Enclosure, Clifden, Co. Clare
Co. Clare |
Enclosures
On the southern edge of a plateau in County Clare, surrounded by coniferous plantations and rough pasture, there is an enclosure that barely announces itself above ground.
From aerial imagery taken in 1995 it reads as a roughly rectangular form in the corner of a field, about 26 metres by 23 metres. Walk the ground and the picture shifts slightly: the shape resolves into something more D-shaped, its eastern side defined by a low bank just 30 centimetres high on the outside, its southern boundary trailing off into a scarcely perceptible scarp. Encircling the whole thing is a fosse, a shallow ditch, now overgrown with rushes and reeds, running between two and a half and nearly three metres wide.
Enclosures of this general type are scattered across the Irish landscape, some associated with early medieval settlement, others with later agricultural or pastoral use.
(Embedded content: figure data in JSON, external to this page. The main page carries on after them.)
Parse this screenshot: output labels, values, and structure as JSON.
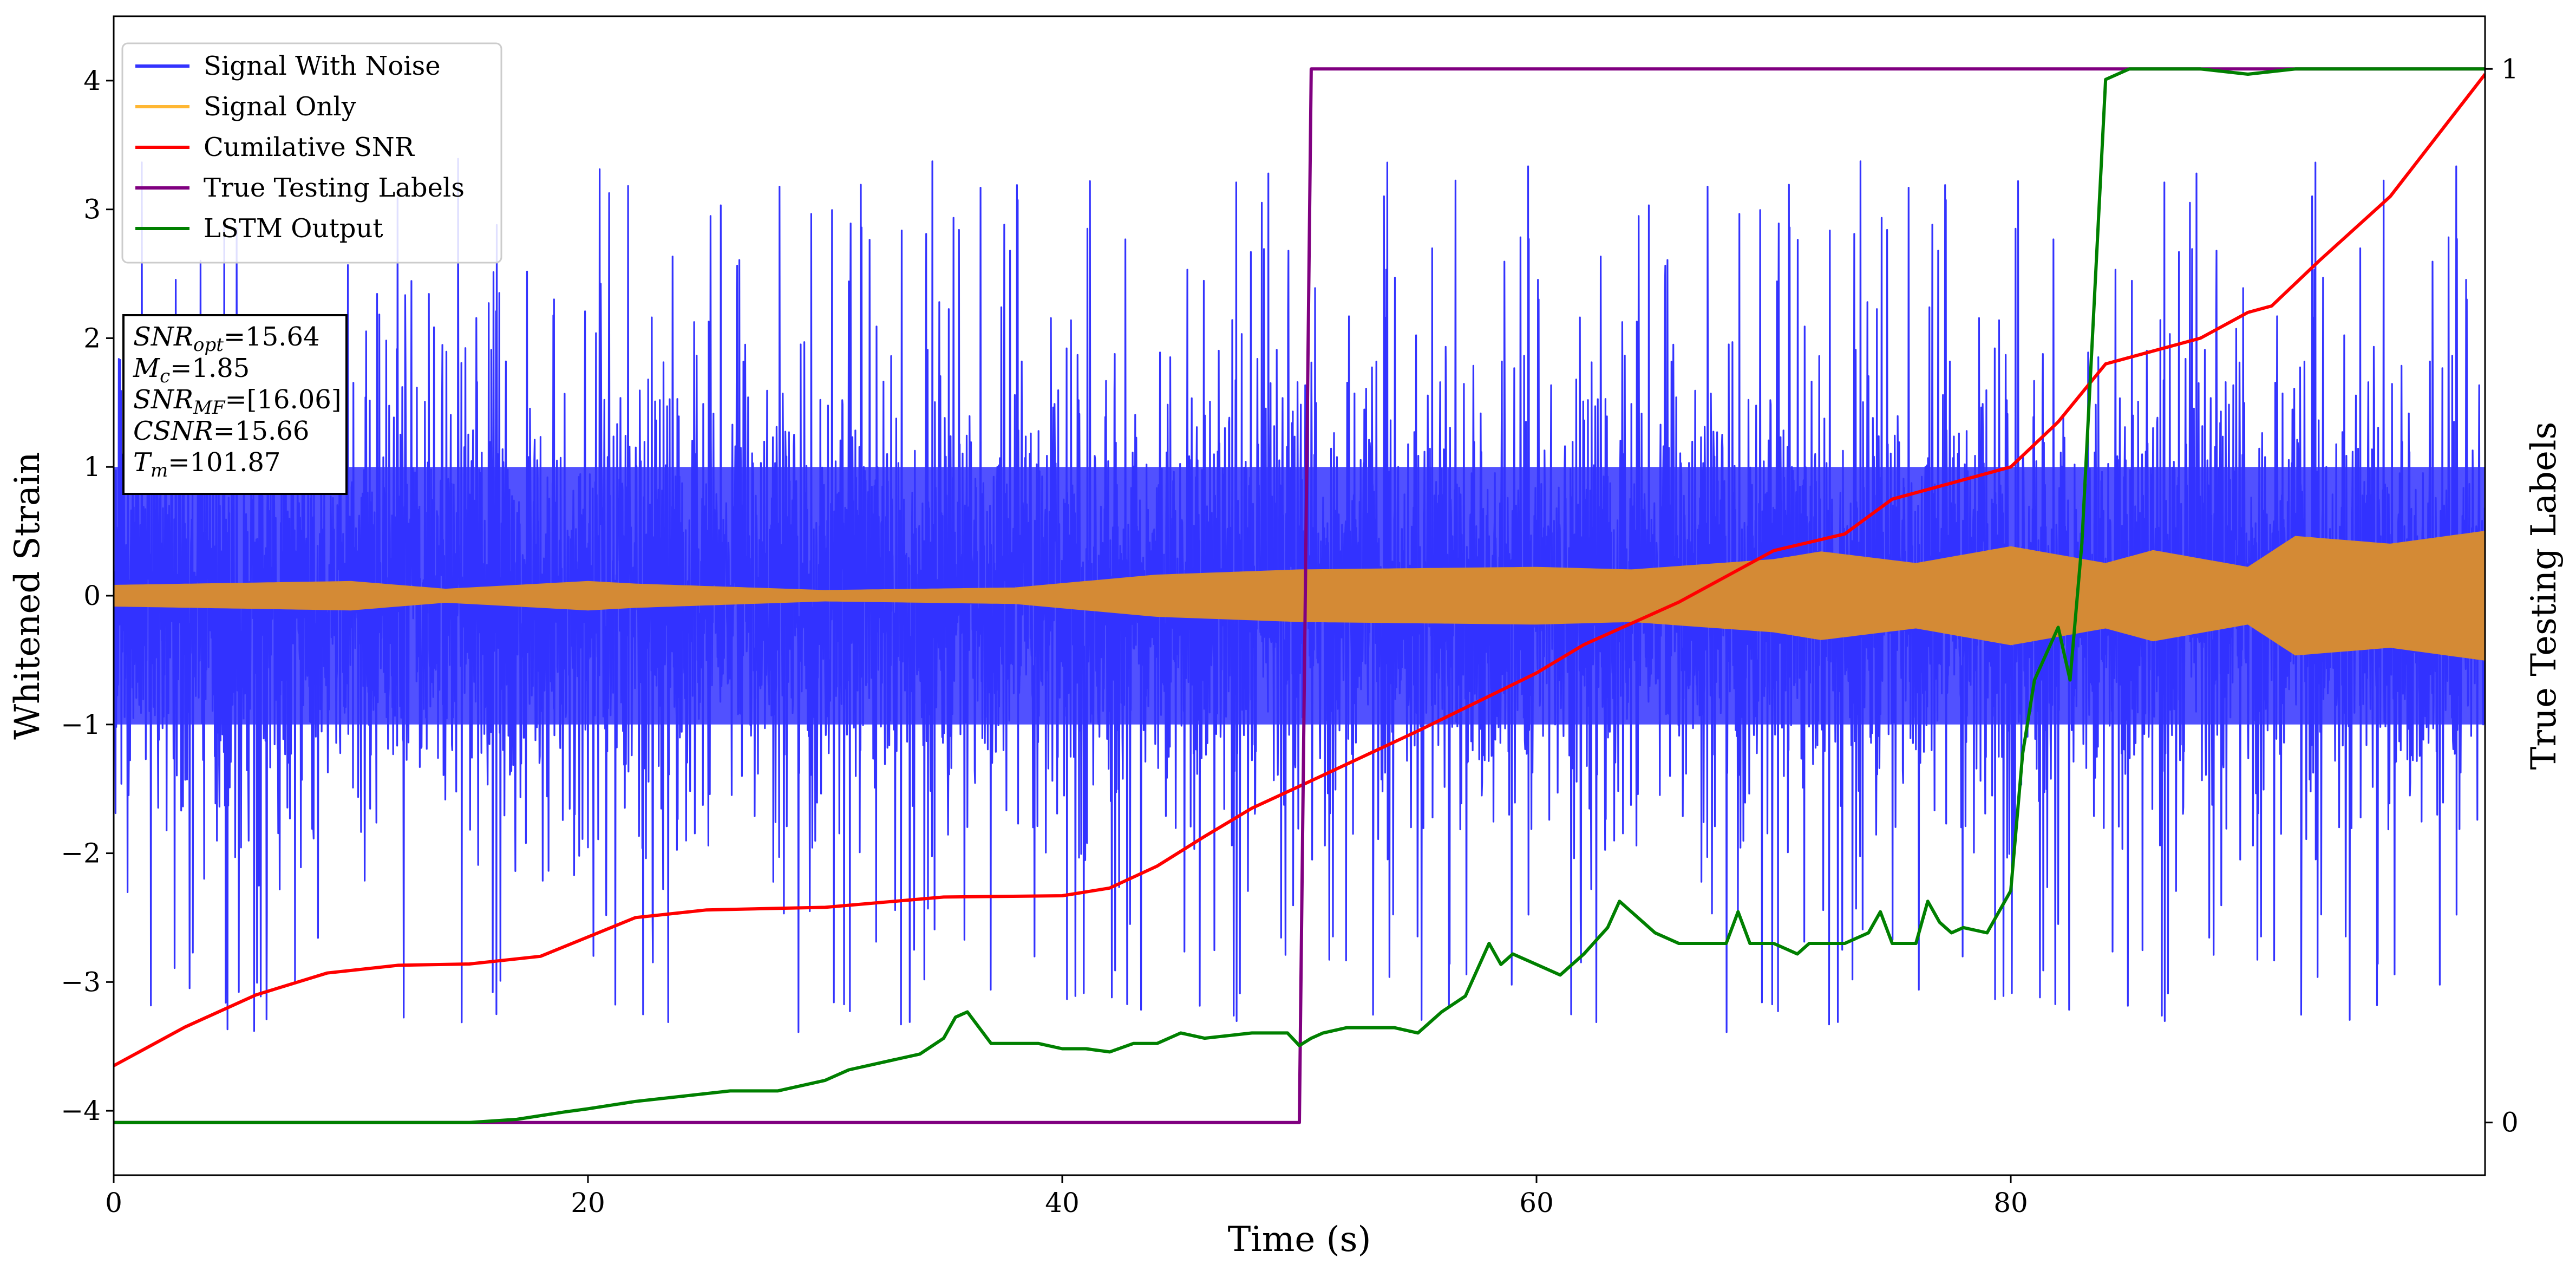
{
  "chart_data": {
    "type": "line",
    "xlabel": "Time (s)",
    "ylabel_left": "Whitened Strain",
    "ylabel_right": "True Testing Labels",
    "xlim": [
      0,
      100
    ],
    "ylim_left": [
      -4.5,
      4.5
    ],
    "ylim_right": [
      -0.05,
      1.05
    ],
    "x_ticks": [
      0,
      20,
      40,
      60,
      80
    ],
    "x_tick_labels": [
      "0",
      "20",
      "40",
      "60",
      "80"
    ],
    "y_ticks_left": [
      -4,
      -3,
      -2,
      -1,
      0,
      1,
      2,
      3,
      4
    ],
    "y_tick_labels_left": [
      "−4",
      "−3",
      "−2",
      "−1",
      "0",
      "1",
      "2",
      "3",
      "4"
    ],
    "y_ticks_right": [
      0,
      1
    ],
    "y_tick_labels_right": [
      "0",
      "1"
    ],
    "grid": false,
    "legend_position": "top-left",
    "legend": [
      {
        "label": "Signal With Noise",
        "color": "#3333ff"
      },
      {
        "label": "Signal Only",
        "color": "#ffb733"
      },
      {
        "label": "Cumilative SNR",
        "color": "#ff0000"
      },
      {
        "label": "True Testing Labels",
        "color": "#800080"
      },
      {
        "label": "LSTM Output",
        "color": "#008000"
      }
    ],
    "annotation": {
      "lines": [
        {
          "base": "SNR",
          "sub": "opt",
          "rest": "=15.64"
        },
        {
          "base": "M",
          "sub": "c",
          "rest": "=1.85"
        },
        {
          "base": "SNR",
          "sub": "MF",
          "rest": "=[16.06]"
        },
        {
          "base": "CSNR",
          "sub": "",
          "rest": "=15.66"
        },
        {
          "base": "T",
          "sub": "m",
          "rest": "=101.87"
        }
      ]
    },
    "series": [
      {
        "name": "Signal With Noise",
        "axis": "left",
        "color": "#3333ff",
        "style": "noise",
        "approx_range": [
          -4.1,
          3.4
        ],
        "band": [
          -1.0,
          1.0
        ]
      },
      {
        "name": "Signal Only",
        "axis": "left",
        "color": "#d48a35",
        "style": "envelope",
        "x": [
          0,
          10,
          14,
          20,
          22,
          30,
          38,
          44,
          50,
          60,
          64,
          70,
          72,
          76,
          80,
          84,
          86,
          90,
          92,
          96,
          100
        ],
        "amplitude": [
          0.08,
          0.11,
          0.05,
          0.11,
          0.09,
          0.04,
          0.06,
          0.16,
          0.2,
          0.22,
          0.2,
          0.28,
          0.34,
          0.25,
          0.38,
          0.25,
          0.35,
          0.22,
          0.46,
          0.4,
          0.5
        ]
      },
      {
        "name": "Cumilative SNR",
        "axis": "left",
        "color": "#ff0000",
        "x": [
          0,
          3,
          6,
          9,
          12,
          15,
          18,
          20,
          22,
          25,
          30,
          35,
          40,
          42,
          44,
          46,
          48,
          50,
          55,
          60,
          62,
          66,
          70,
          73,
          75,
          80,
          82,
          84,
          86,
          88,
          90,
          91,
          93,
          96,
          100
        ],
        "y": [
          -3.65,
          -3.35,
          -3.1,
          -2.93,
          -2.87,
          -2.86,
          -2.8,
          -2.65,
          -2.5,
          -2.44,
          -2.42,
          -2.34,
          -2.33,
          -2.27,
          -2.1,
          -1.87,
          -1.65,
          -1.48,
          -1.05,
          -0.6,
          -0.38,
          -0.05,
          0.35,
          0.48,
          0.75,
          1.0,
          1.35,
          1.8,
          1.9,
          2.0,
          2.2,
          2.25,
          2.6,
          3.1,
          4.05
        ]
      },
      {
        "name": "True Testing Labels",
        "axis": "right",
        "color": "#800080",
        "x": [
          0,
          50,
          50.5,
          100
        ],
        "y": [
          0,
          0,
          1,
          1
        ]
      },
      {
        "name": "LSTM Output",
        "axis": "right",
        "color": "#008000",
        "x": [
          0,
          15,
          17,
          19,
          20,
          22,
          24,
          26,
          28,
          30,
          31,
          33,
          34,
          35,
          35.5,
          36,
          37,
          39,
          40,
          41,
          42,
          43,
          44,
          45,
          46,
          48,
          49.5,
          50,
          50.5,
          51,
          52,
          53,
          54,
          55,
          56,
          57,
          58,
          58.5,
          59,
          60,
          61,
          62,
          63,
          63.5,
          64,
          65,
          66,
          67,
          68,
          68.5,
          69,
          70,
          71,
          71.5,
          72,
          73,
          74,
          74.5,
          75,
          76,
          76.5,
          77,
          77.5,
          78,
          79,
          80,
          80.5,
          81,
          82,
          82.5,
          83,
          84,
          85,
          87,
          88,
          90,
          92,
          100
        ],
        "y": [
          0,
          0,
          0.003,
          0.01,
          0.013,
          0.02,
          0.025,
          0.03,
          0.03,
          0.04,
          0.05,
          0.06,
          0.065,
          0.08,
          0.1,
          0.105,
          0.075,
          0.075,
          0.07,
          0.07,
          0.067,
          0.075,
          0.075,
          0.085,
          0.08,
          0.085,
          0.085,
          0.073,
          0.08,
          0.085,
          0.09,
          0.09,
          0.09,
          0.085,
          0.105,
          0.12,
          0.17,
          0.15,
          0.16,
          0.15,
          0.14,
          0.16,
          0.185,
          0.21,
          0.2,
          0.18,
          0.17,
          0.17,
          0.17,
          0.2,
          0.17,
          0.17,
          0.16,
          0.17,
          0.17,
          0.17,
          0.18,
          0.2,
          0.17,
          0.17,
          0.21,
          0.19,
          0.18,
          0.185,
          0.18,
          0.22,
          0.35,
          0.42,
          0.47,
          0.42,
          0.55,
          0.99,
          1.0,
          1.0,
          1.0,
          0.995,
          1.0,
          1.0
        ]
      }
    ]
  }
}
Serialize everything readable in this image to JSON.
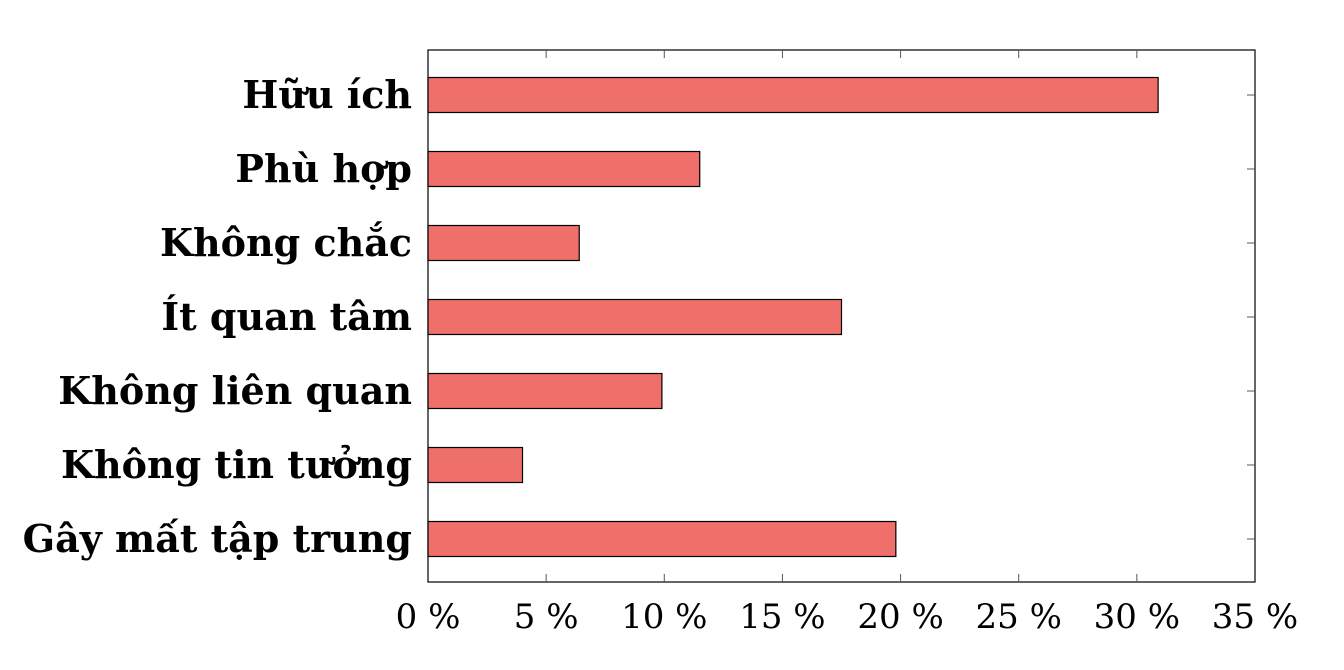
{
  "chart_data": {
    "type": "bar",
    "orientation": "horizontal",
    "categories": [
      "Hữu ích",
      "Phù hợp",
      "Không chắc",
      "Ít quan tâm",
      "Không liên quan",
      "Không tin tưởng",
      "Gây mất tập trung"
    ],
    "values": [
      30.9,
      11.5,
      6.4,
      17.5,
      9.9,
      4.0,
      19.8
    ],
    "xlim": [
      0,
      35
    ],
    "ticks": [
      0,
      5,
      10,
      15,
      20,
      25,
      30,
      35
    ],
    "tick_labels": [
      "0 %",
      "5 %",
      "10 %",
      "15 %",
      "20 %",
      "25 %",
      "30 %",
      "35 %"
    ],
    "title": "",
    "xlabel": "",
    "ylabel": "",
    "grid": false,
    "bar_color": "#ef706a",
    "bar_edge_color": "#000000"
  }
}
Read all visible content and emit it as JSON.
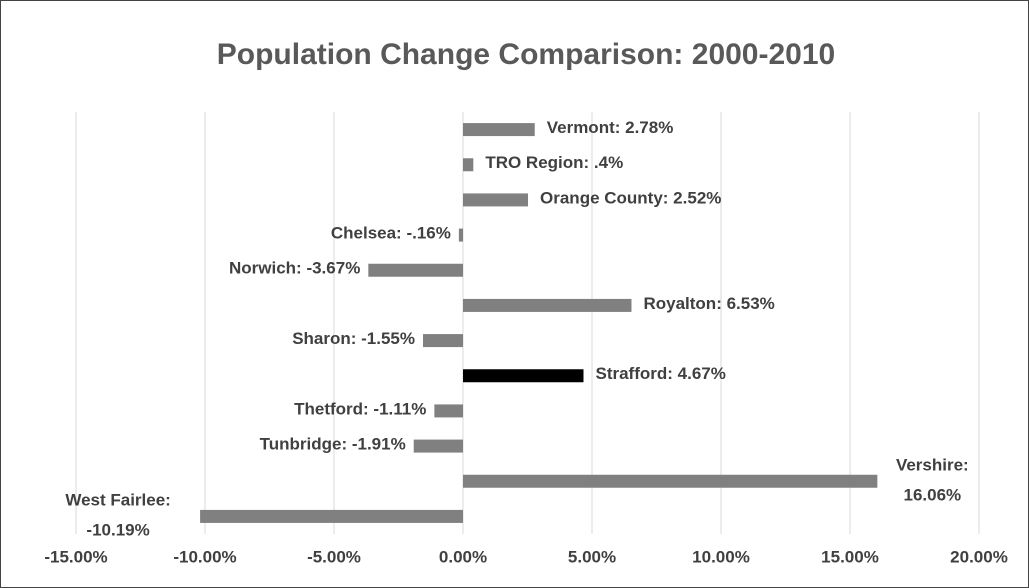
{
  "chart_data": {
    "type": "barh",
    "title": "Population Change Comparison: 2000-2010",
    "values": [
      2.78,
      0.4,
      2.52,
      -0.16,
      -3.67,
      6.53,
      -1.55,
      4.67,
      -1.11,
      -1.91,
      16.06,
      -10.19
    ],
    "value_labels": [
      "Vermont: 2.78%",
      "TRO Region: .4%",
      "Orange County: 2.52%",
      "Chelsea: -.16%",
      "Norwich: -3.67%",
      "Royalton: 6.53%",
      "Sharon: -1.55%",
      "Strafford: 4.67%",
      "Thetford: -1.11%",
      "Tunbridge: -1.91%",
      "Vershire: 16.06%",
      "West Fairlee: -10.19%"
    ],
    "colors": [
      "#808080",
      "#808080",
      "#808080",
      "#808080",
      "#808080",
      "#808080",
      "#808080",
      "#000000",
      "#808080",
      "#808080",
      "#808080",
      "#808080"
    ],
    "xlim": [
      -15,
      20
    ],
    "xticks": [
      {
        "value": -15,
        "label": "-15.00%"
      },
      {
        "value": -10,
        "label": "-10.00%"
      },
      {
        "value": -5,
        "label": "-5.00%"
      },
      {
        "value": 0,
        "label": "0.00%"
      },
      {
        "value": 5,
        "label": "5.00%"
      },
      {
        "value": 10,
        "label": "10.00%"
      },
      {
        "value": 15,
        "label": "15.00%"
      },
      {
        "value": 20,
        "label": "20.00%"
      }
    ],
    "grid": true
  }
}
Without excavation it is rarely possible to say with confidence what purpose a particular example served or when it was constructed. What makes this one quietly interesting is how little remains visible at ground level, the interior height of the eastern bank measuring only a tenth of a metre, yet how clearly the full plan appears when viewed from above. The fosse especially, waterlogged enough to sustain rushes and reeds, preserves the outline in a way that the eroded earthworks alone no longer can. The plantation timber surrounding the site has likely accelerated that erosion while simultaneously protecting the area from more intensive agricultural pressure.